Here's the interesting part of the error message:

"error"=>{"type"=>"version_conflict_engine_exception", "reason"=>"[log][%{[@metadata][computed_id]}]: version conflict, document already exists (current version [1])

What does your elasticsearch output plugin configuration look like?

(Anil) #3

Here is the content of 30-elasticsearch-output.conf file:

output {
    elasticsearch {
        hosts => ["localhost:9200"]
        document_id => "%{[@metadata][computed_id]}"
        action => "create"
    stdout {codec => rubydebug }

(Magnus Bäck) #4

Okay. The error message indicates that there is no [@metadata][computed_id] field in the events. If you reconfigure your stdout output to stdout {codec => rubydebug { metadata => true } } it'll dump the complete event, including the metadata, so you can inspect it.

(Anil) #5

Hi Magnus,
Thanks for finding out the issue. But I have one question. Is computed_id field default in logstash? Does computed_id field have default value?

Which file does the logstash dump the data to? I know only /var/log/logstash/ directory for logstash logs. I checked the log files but I couldn't get event logs.

(Magnus Bäck) #6

Is computed_id field default in logstash?

No. I assumed you were attempting to create it yourself.

Which file does the logstash dump the data to?

It should be in one of the files in /var/log/logstash (if that's where you've configured Logstash to store the logs).

(Anil) #7

Thanks Magnus.
You helped me a lot.
My problem related to computed_id is solved now.
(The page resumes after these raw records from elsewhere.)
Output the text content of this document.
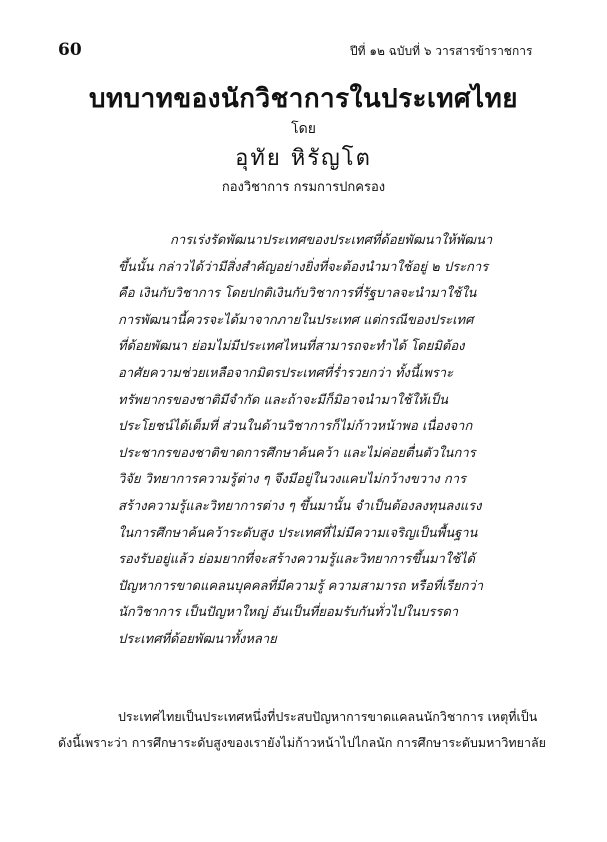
60	ปีที่ ๑๒ ฉบับที่ ๖ วารสารข้าราชการ
บทบาทของนักวิชาการในประเทศไทย
โดย
อุทัย หิรัญโต
กองวิชาการ กรมการปกครอง
การเร่งรัดพัฒนาประเทศของประเทศที่ด้อยพัฒนาให้พัฒนา
ขึ้นนั้น กล่าวได้ว่ามีสิ่งสำคัญอย่างยิ่งที่จะต้องนำมาใช้อยู่ ๒ ประการ
คือ เงินกับวิชาการ โดยปกติเงินกับวิชาการที่รัฐบาลจะนำมาใช้ใน
การพัฒนานี้ควรจะได้มาจากภายในประเทศ แต่กรณีของประเทศ
ที่ด้อยพัฒนา ย่อมไม่มีประเทศไหนที่สามารถจะทำได้ โดยมิต้อง
อาศัยความช่วยเหลือจากมิตรประเทศที่ร่ำรวยกว่า ทั้งนี้เพราะ
ทรัพยากรของชาติมีจำกัด และถ้าจะมีก็มิอาจนำมาใช้ให้เป็น
ประโยชน์ได้เต็มที่ ส่วนในด้านวิชาการก็ไม่ก้าวหน้าพอ เนื่องจาก
ประชากรของชาติขาดการศึกษาค้นคว้า และไม่ค่อยตื่นตัวในการ
วิจัย วิทยาการความรู้ต่าง ๆ จึงมีอยู่ในวงแคบไม่กว้างขวาง การ
สร้างความรู้และวิทยาการต่าง ๆ ขึ้นมานั้น จำเป็นต้องลงทุนลงแรง
ในการศึกษาค้นคว้าระดับสูง ประเทศที่ไม่มีความเจริญเป็นพื้นฐาน
รองรับอยู่แล้ว ย่อมยากที่จะสร้างความรู้และวิทยาการขึ้นมาใช้ได้
ปัญหาการขาดแคลนบุคคลที่มีความรู้ ความสามารถ หรือที่เรียกว่า
นักวิชาการ เป็นปัญหาใหญ่ อันเป็นที่ยอมรับกันทั่วไปในบรรดา
ประเทศที่ด้อยพัฒนาทั้งหลาย
ประเทศไทยเป็นประเทศหนึ่งที่ประสบปัญหาการขาดแคลนนักวิชาการ เหตุที่เป็น
ดังนี้เพราะว่า การศึกษาระดับสูงของเรายังไม่ก้าวหน้าไปไกลนัก การศึกษาระดับมหาวิทยาลัย
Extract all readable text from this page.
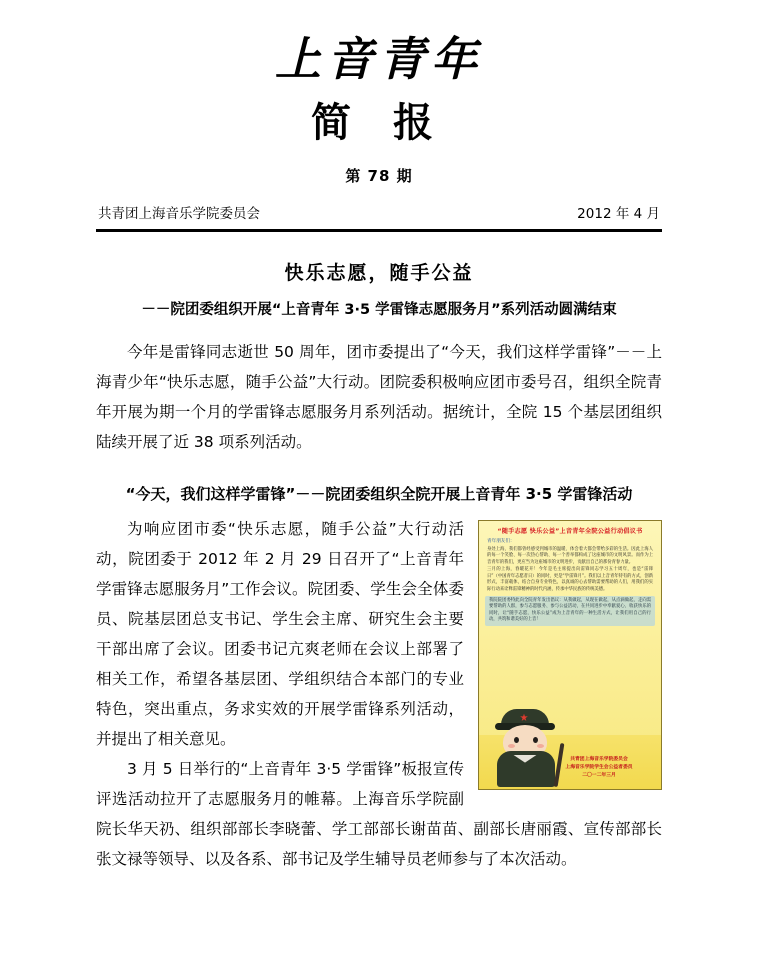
上音青年
简 报
第 78 期
共青团上海音乐学院委员会	2012 年 4 月
快乐志愿，随手公益
－－院团委组织开展“上音青年 3·5 学雷锋志愿服务月”系列活动圆满结束

今年是雷锋同志逝世 50 周年，团市委提出了“今天，我们这样学雷锋”－－上海青少年“快乐志愿，随手公益”大行动。团院委积极响应团市委号召，组织全院青年开展为期一个月的学雷锋志愿服务月系列活动。据统计，全院 15 个基层团组织陆续开展了近 38 项系列活动。

“今天，我们这样学雷锋”－－院团委组织全院开展上音青年 3·5 学雷锋活动
“随手志愿 快乐公益”上音青年全院公益行动倡议书
青年朋友们：
身处上海，我们都曾经感受到城市的温暖、体会着大都会带给多彩的生活。因此上海人的每一个笑脸、每一次热心帮助、每一个善举都构成了这座城市的文明风景。而作为上音青年的我们，更应当为这座城市的文明进步，贡献出自己的那份青春力量。
三月的上海，春暖花开！今年是毛主席提出向雷锋同志学习五十周年，也是“雷锋日”（中国青年志愿者日）的同时，更是“学雷锋月”。我们以上音青年特有的方式，创新形式，丰富载体，结合自身专业特色，以真诚的心去帮助需要帮助的人们，用我们的实际行动来诠释雷锋精神的时代内涵，传承中华民族的传统美德。
我院院团委特此向全院青年发出倡议：从我做起，从现在做起，从点滴做起，走向需要帮助的人群，参与志愿服务、参与公益活动，在共同进步中奉献爱心、收获快乐的同时，让“随手志愿，快乐公益”成为上音青年的一种生活方式，让我们用自己的行动，共筑和谐美好的上音！
共青团上海音乐学院委员会
上海音乐学院学生会公益者委员
二〇一二年三月

为响应团市委“快乐志愿，随手公益”大行动活动，院团委于 2012 年 2 月 29 日召开了“上音青年学雷锋志愿服务月”工作会议。院团委、学生会全体委员、院基层团总支书记、学生会主席、研究生会主要干部出席了会议。团委书记亢爽老师在会议上部署了相关工作，希望各基层团、学组织结合本部门的专业特色，突出重点，务求实效的开展学雷锋系列活动，并提出了相关意见。

3 月 5 日举行的“上音青年 3·5 学雷锋”板报宣传评选活动拉开了志愿服务月的帷幕。上海音乐学院副院长华天礽、组织部部长李晓蕾、学工部部长谢苗苗、副部长唐丽霞、宣传部部长张文禄等领导、以及各系、部书记及学生辅导员老师参与了本次活动。
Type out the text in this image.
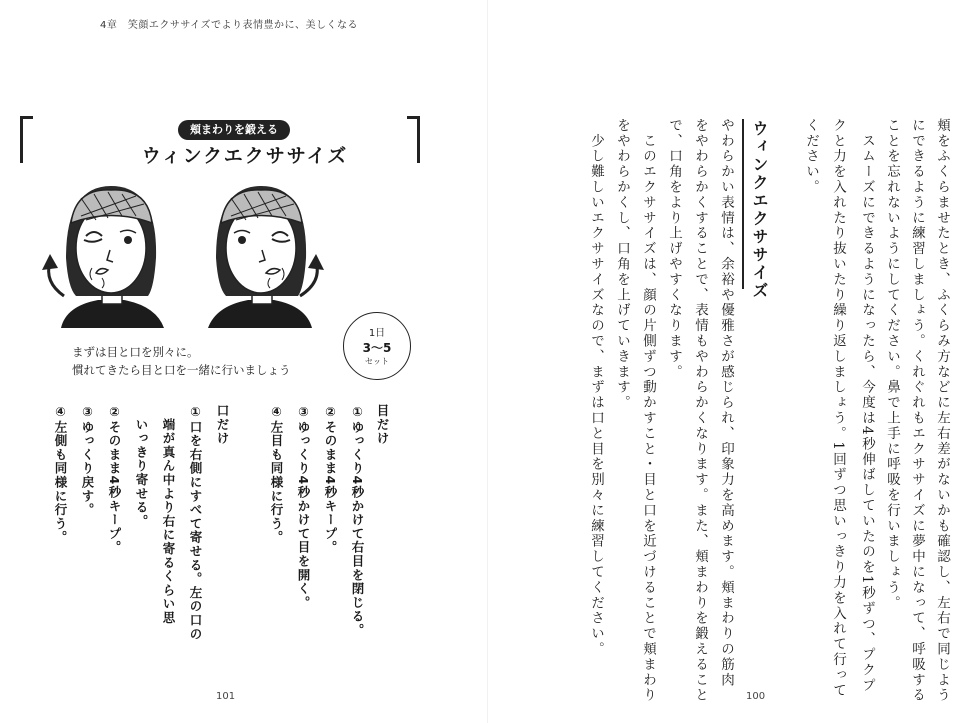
4章　笑顔エクササイズでより表情豊かに、美しくなる
頬まわりを鍛える
ウィンクエクササイズ
1日
3〜5
セット
まずは目と口を別々に。
慣れてきたら目と口を一緒に行いましょう
目だけ
①ゆっくり4秒かけて右目を閉じる。
②そのまま4秒キープ。
③ゆっくり4秒かけて目を開く。
④左目も同様に行う。
口だけ
①口を右側にすべて寄せる。左の口の
　端が真ん中より右に寄るくらい思
　いっきり寄せる。
②そのまま4秒キープ。
③ゆっくり戻す。
④左側も同様に行う。
101	頬をふくらませたとき、ふくらみ方などに左右差がないかも確認し、左右で同じよう
にできるように練習しましょう。くれぐれもエクササイズに夢中になって、呼吸する
ことを忘れないようにしてください。鼻で上手に呼吸を行いましょう。
　スムーズにできるようになったら、今度は4秒伸ばしていたのを1秒ずつ、プクプ
クと力を入れたり抜いたり繰り返しましょう。1回ずつ思いっきり力を入れて行って
ください。
ウィンクエクササイズ
やわらかい表情は、余裕や優雅さが感じられ、印象力を高めます。頬まわりの筋肉
をやわらかくすることで、表情もやわらかくなります。また、頬まわりを鍛えること
で、口角をより上げやすくなります。
　このエクササイズは、顔の片側ずつ動かすこと・目と口を近づけることで頬まわり
をやわらかくし、口角を上げていきます。
　少し難しいエクササイズなので、まずは口と目を別々に練習してください。
100
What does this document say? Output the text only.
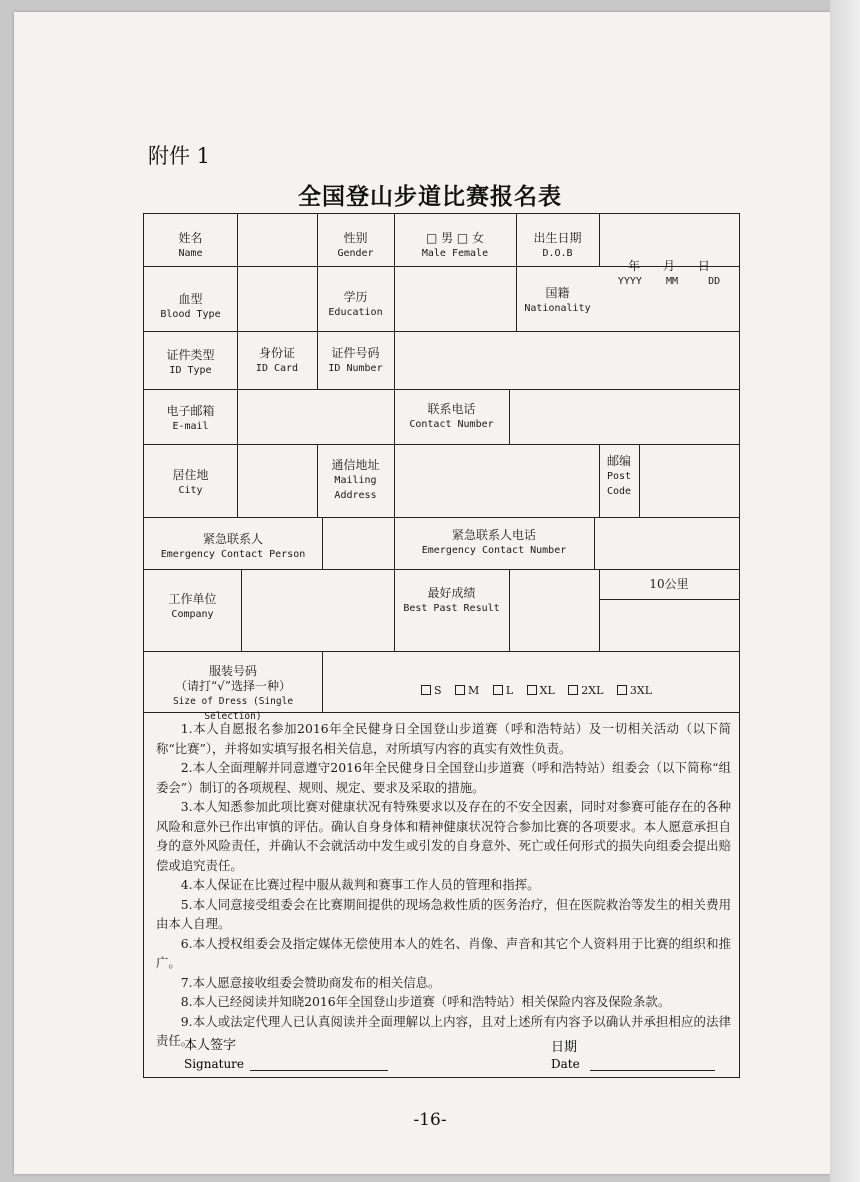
附件 1
全国登山步道比赛报名表
姓名
Name
性别
Gender
□ 男 □ 女
Male Female
出生日期
D.O.B

年      月      日
YYYY    MM     DD
血型
Blood Type
学历
Education
国籍
Nationality
证件类型
ID Type
身份证
ID Card
证件号码
ID Number
电子邮箱
E-mail
联系电话
Contact Number
居住地
City
通信地址
Mailing
Address
邮编
Post
Code
紧急联系人
Emergency Contact Person
紧急联系人电话
Emergency Contact Number
工作单位
Company
最好成绩
Best Past Result
10公里
服装号码
（请打“√”选择一种）
Size of Dress (Single Selection)
S M L XL 2XL 3XL

1.本人自愿报名参加2016年全民健身日全国登山步道赛（呼和浩特站）及一切相关活动（以下简称“比赛”），并将如实填写报名相关信息，对所填写内容的真实有效性负责。

2.本人全面理解并同意遵守2016年全民健身日全国登山步道赛（呼和浩特站）组委会（以下简称“组委会”）制订的各项规程、规则、规定、要求及采取的措施。

3.本人知悉参加此项比赛对健康状况有特殊要求以及存在的不安全因素，同时对参赛可能存在的各种风险和意外已作出审慎的评估。确认自身身体和精神健康状况符合参加比赛的各项要求。本人愿意承担自身的意外风险责任，并确认不会就活动中发生或引发的自身意外、死亡或任何形式的损失向组委会提出赔偿或追究责任。

4.本人保证在比赛过程中服从裁判和赛事工作人员的管理和指挥。

5.本人同意接受组委会在比赛期间提供的现场急救性质的医务治疗，但在医院救治等发生的相关费用由本人自理。

6.本人授权组委会及指定媒体无偿使用本人的姓名、肖像、声音和其它个人资料用于比赛的组织和推广。

7.本人愿意接收组委会赞助商发布的相关信息。

8.本人已经阅读并知晓2016年全国登山步道赛（呼和浩特站）相关保险内容及保险条款。

9.本人或法定代理人已认真阅读并全面理解以上内容，且对上述所有内容予以确认并承担相应的法律责任。

本人签字
Signature
日期
Date
-16-
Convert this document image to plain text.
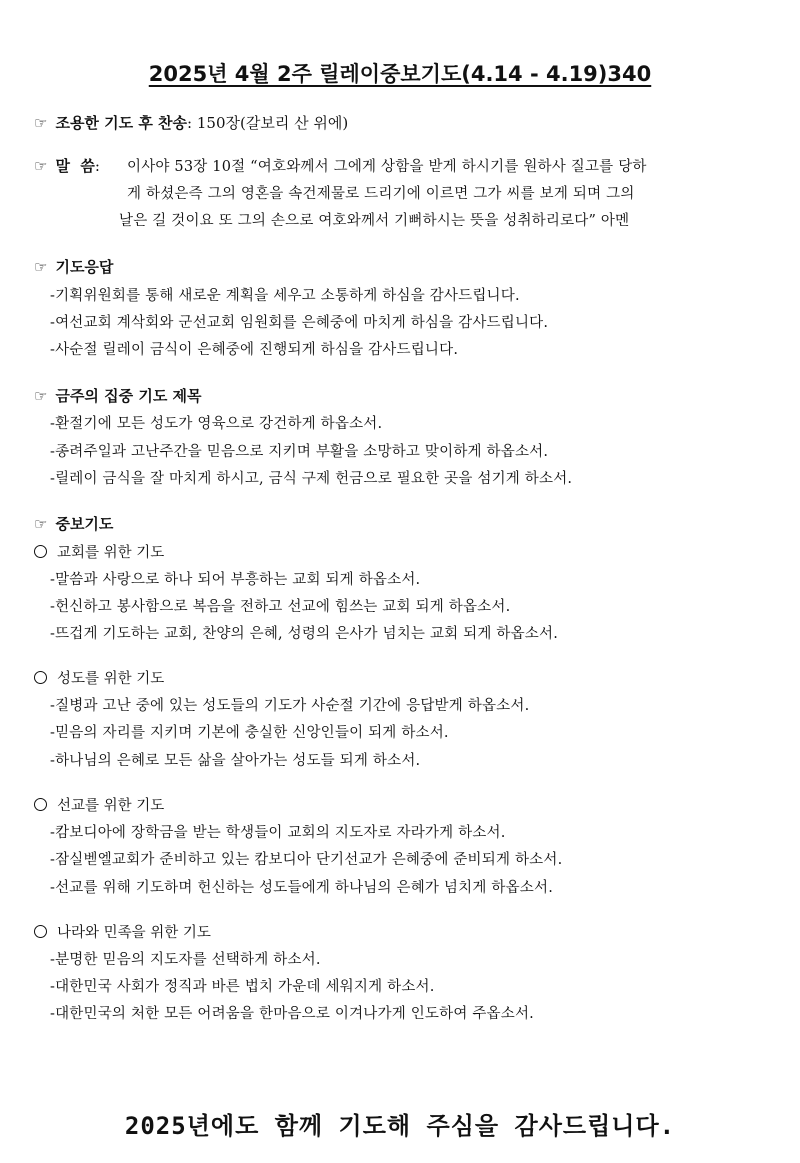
2025년 4월 2주 릴레이중보기도(4.14 - 4.19)340
☞ 조용한 기도 후 찬송: 150장(갈보리 산 위에)
☞ 말  씀: 이사야 53장 10절 “여호와께서 그에게 상함을 받게 하시기를 원하사 질고를 당하
게 하셨은즉 그의 영혼을 속건제물로 드리기에 이르면 그가 씨를 보게 되며 그의
날은 길 것이요 또 그의 손으로 여호와께서 기뻐하시는 뜻을 성취하리로다” 아멘
☞ 기도응답
-기획위원회를 통해 새로운 계획을 세우고 소통하게 하심을 감사드립니다.
-여선교회 계삭회와 군선교회 임원회를 은혜중에 마치게 하심을 감사드립니다.
-사순절 릴레이 금식이 은혜중에 진행되게 하심을 감사드립니다.
☞ 금주의 집중 기도 제목
-환절기에 모든 성도가 영육으로 강건하게 하옵소서.
-종려주일과 고난주간을 믿음으로 지키며 부활을 소망하고 맞이하게 하옵소서.
-릴레이 금식을 잘 마치게 하시고, 금식 구제 헌금으로 필요한 곳을 섬기게 하소서.
☞ 중보기도
교회를 위한 기도
-말씀과 사랑으로 하나 되어 부흥하는 교회 되게 하옵소서.
-헌신하고 봉사함으로 복음을 전하고 선교에 힘쓰는 교회 되게 하옵소서.
-뜨겁게 기도하는 교회, 찬양의 은혜, 성령의 은사가 넘치는 교회 되게 하옵소서.
성도를 위한 기도
-질병과 고난 중에 있는 성도들의 기도가 사순절 기간에 응답받게 하옵소서.
-믿음의 자리를 지키며 기본에 충실한 신앙인들이 되게 하소서.
-하나님의 은혜로 모든 삶을 살아가는 성도들 되게 하소서.
선교를 위한 기도
-캄보디아에 장학금을 받는 학생들이 교회의 지도자로 자라가게 하소서.
-잠실벧엘교회가 준비하고 있는 캄보디아 단기선교가 은혜중에 준비되게 하소서.
-선교를 위해 기도하며 헌신하는 성도들에게 하나님의 은혜가 넘치게 하옵소서.
나라와 민족을 위한 기도
-분명한 믿음의 지도자를 선택하게 하소서.
-대한민국 사회가 정직과 바른 법치 가운데 세워지게 하소서.
-대한민국의 처한 모든 어려움을 한마음으로 이겨나가게 인도하여 주옵소서.
2025년에도 함께 기도해 주심을 감사드립니다.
But why am I not getting the Modules separated as fields? I am using the kv plugin also. As far as I know my filter config file is proper. Can this issue be because of patterns_dir as patterns are not there in /etc/logstash/patterns but in /usr/share/some_path/patterns? I thought this could be the issue but I updated this other path also in patterns_dir. But still the same issue.

(Magnus Bäck) #8

Please show your current configuration and an example of an event (as stored in Elasticsearch) that wasn't processed correctly.

(Anil) #9

Magnus, I found the mistake which was causing the problem in fields separation. Filebeat was sending the document_type as log while the logstash filter plugin was checking against performance as document_type. It was my mistake. Thanks for instant help.

(system) #10

This topic was automatically closed 28 days after the last reply. New replies are no longer allowed.